107 S.E.2d 260 | Ga. Ct. App. | 1959

98 Ga. App. 818 (1959)
107 S.E.2d 260

COOK
v.
ATLANTA NEWSPAPERS, INC.

37489.

Court of Appeals of Georgia.

Decided January 15, 1959.

*819 Marvin P. Nodvin, for plaintiff in error.

B. P. Gambrell, John E. Dougherty, contra.

TOWNSEND, Judge.

A fair and honest report of a judicial proceeding is conditionally privileged. Code § 105-704; Atlanta Journal Co. v. Doyal, 82 Ga. App. 321 (60 S.E.2d 802). In construing a newspaper article, the headline must be considered as an integral part thereof. Augusta Chronicle Pub. Co. v. Arrington, 42 Ga. App. 746 (157 S.E. 394); Paschal v. Georgian Co., 43 Ga. App. 195 (158 S.E. 372); 59 A. L. R. 1061. While, under the headline taken alone, the construction urged by the plaintiff might be so understood by the general reader, the headline nowhere refers to or identifies the plaintiff. In the body of the article, the plaintiff is identified, but by that very identification no other construction can be placed upon the article as a whole by the average reader than that the headline is a play on words and did not in fact refer to any person as being a rogue or thief.
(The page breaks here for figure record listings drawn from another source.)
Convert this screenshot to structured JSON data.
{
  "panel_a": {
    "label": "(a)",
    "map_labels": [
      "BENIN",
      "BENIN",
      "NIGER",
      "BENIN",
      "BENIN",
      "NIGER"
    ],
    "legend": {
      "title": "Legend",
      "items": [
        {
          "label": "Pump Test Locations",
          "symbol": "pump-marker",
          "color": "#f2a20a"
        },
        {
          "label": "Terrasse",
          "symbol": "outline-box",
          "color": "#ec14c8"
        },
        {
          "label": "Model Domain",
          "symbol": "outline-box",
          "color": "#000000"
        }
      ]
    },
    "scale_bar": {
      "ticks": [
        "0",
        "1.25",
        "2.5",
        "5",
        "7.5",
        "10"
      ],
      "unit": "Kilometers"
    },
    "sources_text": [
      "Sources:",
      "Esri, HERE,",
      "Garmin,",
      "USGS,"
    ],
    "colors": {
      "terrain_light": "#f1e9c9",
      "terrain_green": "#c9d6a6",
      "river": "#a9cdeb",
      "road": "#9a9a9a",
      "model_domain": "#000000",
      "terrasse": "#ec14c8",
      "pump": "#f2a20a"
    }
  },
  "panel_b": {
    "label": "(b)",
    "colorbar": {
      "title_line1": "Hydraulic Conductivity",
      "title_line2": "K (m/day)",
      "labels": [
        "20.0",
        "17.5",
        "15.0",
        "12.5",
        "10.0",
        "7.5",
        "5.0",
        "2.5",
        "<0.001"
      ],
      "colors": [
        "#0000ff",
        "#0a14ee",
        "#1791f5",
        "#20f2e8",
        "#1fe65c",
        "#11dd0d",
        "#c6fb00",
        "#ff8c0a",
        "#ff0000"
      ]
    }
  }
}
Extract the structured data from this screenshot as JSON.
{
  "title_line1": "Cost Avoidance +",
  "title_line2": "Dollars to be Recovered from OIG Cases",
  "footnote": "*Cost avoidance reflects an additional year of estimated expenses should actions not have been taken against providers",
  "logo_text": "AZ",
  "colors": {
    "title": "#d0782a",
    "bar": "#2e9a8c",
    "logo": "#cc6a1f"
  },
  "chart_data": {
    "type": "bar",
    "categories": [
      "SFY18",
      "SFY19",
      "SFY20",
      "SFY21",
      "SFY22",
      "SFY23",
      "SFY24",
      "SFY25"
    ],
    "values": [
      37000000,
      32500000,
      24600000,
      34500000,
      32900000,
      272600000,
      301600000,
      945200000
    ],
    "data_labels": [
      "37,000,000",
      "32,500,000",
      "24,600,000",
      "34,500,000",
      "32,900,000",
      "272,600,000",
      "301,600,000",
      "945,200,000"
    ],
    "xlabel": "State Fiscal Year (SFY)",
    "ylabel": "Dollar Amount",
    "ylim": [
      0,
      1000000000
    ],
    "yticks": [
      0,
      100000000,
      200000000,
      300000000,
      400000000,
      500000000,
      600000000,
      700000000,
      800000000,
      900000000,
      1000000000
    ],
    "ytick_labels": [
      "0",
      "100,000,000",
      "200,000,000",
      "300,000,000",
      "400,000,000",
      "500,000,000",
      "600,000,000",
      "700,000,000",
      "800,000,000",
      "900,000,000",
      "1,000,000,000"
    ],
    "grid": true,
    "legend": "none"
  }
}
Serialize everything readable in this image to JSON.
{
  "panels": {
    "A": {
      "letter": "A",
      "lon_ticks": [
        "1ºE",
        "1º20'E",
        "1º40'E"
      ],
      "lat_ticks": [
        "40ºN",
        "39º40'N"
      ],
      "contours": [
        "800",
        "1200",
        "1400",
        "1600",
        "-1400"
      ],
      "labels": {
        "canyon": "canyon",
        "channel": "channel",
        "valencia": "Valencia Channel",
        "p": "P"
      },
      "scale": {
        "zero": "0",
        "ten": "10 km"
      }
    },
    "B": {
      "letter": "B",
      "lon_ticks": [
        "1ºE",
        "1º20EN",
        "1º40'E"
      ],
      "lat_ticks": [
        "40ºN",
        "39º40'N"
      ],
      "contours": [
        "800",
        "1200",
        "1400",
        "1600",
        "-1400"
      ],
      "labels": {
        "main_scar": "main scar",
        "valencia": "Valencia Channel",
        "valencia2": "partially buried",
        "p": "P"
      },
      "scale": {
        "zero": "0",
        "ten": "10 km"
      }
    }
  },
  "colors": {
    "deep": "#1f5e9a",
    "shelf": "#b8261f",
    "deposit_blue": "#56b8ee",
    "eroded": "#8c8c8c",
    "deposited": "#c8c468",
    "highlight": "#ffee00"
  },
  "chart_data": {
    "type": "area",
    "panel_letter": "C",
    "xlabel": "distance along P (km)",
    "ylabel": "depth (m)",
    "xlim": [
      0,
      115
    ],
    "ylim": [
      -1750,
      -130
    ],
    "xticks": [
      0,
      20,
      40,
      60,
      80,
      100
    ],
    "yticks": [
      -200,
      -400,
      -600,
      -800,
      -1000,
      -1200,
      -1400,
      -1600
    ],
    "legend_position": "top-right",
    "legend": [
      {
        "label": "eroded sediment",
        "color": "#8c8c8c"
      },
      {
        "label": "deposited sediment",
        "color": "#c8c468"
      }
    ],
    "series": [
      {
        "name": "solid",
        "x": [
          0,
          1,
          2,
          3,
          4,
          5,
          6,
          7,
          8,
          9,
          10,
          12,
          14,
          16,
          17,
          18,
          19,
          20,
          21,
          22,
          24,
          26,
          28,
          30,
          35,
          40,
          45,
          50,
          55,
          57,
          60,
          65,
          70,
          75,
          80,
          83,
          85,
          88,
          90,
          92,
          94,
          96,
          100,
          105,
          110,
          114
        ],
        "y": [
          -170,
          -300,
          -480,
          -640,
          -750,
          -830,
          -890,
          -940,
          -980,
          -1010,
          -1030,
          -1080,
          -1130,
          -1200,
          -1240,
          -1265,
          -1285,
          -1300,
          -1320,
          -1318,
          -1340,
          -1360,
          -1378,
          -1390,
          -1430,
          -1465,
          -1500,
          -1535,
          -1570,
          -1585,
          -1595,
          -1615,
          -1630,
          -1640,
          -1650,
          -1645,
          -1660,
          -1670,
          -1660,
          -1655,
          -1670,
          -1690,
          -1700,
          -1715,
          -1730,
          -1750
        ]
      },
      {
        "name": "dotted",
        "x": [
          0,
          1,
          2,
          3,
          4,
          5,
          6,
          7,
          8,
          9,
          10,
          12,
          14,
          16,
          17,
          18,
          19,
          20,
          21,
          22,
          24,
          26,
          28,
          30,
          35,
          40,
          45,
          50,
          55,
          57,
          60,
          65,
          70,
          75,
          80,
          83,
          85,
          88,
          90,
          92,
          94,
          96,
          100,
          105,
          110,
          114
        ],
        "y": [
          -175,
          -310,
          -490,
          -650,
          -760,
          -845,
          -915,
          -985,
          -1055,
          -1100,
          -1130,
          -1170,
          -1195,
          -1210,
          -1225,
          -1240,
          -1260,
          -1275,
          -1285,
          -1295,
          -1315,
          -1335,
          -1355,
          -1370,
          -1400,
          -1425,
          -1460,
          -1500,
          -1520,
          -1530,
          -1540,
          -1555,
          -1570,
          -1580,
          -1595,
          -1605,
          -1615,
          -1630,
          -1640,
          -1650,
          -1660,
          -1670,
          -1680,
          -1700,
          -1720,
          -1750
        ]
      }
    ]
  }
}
No allegation of the petition amounts to an affirmative statement that the article is not a truthful report of the judicial proceeding referred to therein. Truth is a complete defense in a civil action. Henderson v. Fox, 83 Ga. 233 (9 S.E. 839). The petition here accordingly falls under the same rules of law as Harrison v. Constitution Publishing Co., 41 Ga. App. 102, 107 (152 S.E. 131) wherein it was stated: "There can be no dispute that the newspaper would be fully within its rights in *820 reporting the court proceeding against the plaintiff, charging him with maintaining a public nuisance of the kind and character described, irrespective of whether such a publication might result in loss, damage, or injury to the plaintiff or his property, the only limitation being that in reporting such a proceeding the newspaper must do so correctly." Whether the calculated publicity given a personal matter, newsworthy if at all only because of the plaintiff's sensitivity to public reaction, might be unkind, morally reprehensible, or legally actionable as an invasion of privacy, is not before this court. It was not false or libelous, and accordingly the trial court did not err in sustaining the general demurrer and dismissing the petition.

Judgment affirmed. Gardner, P. J., and Carlisle, J., concur.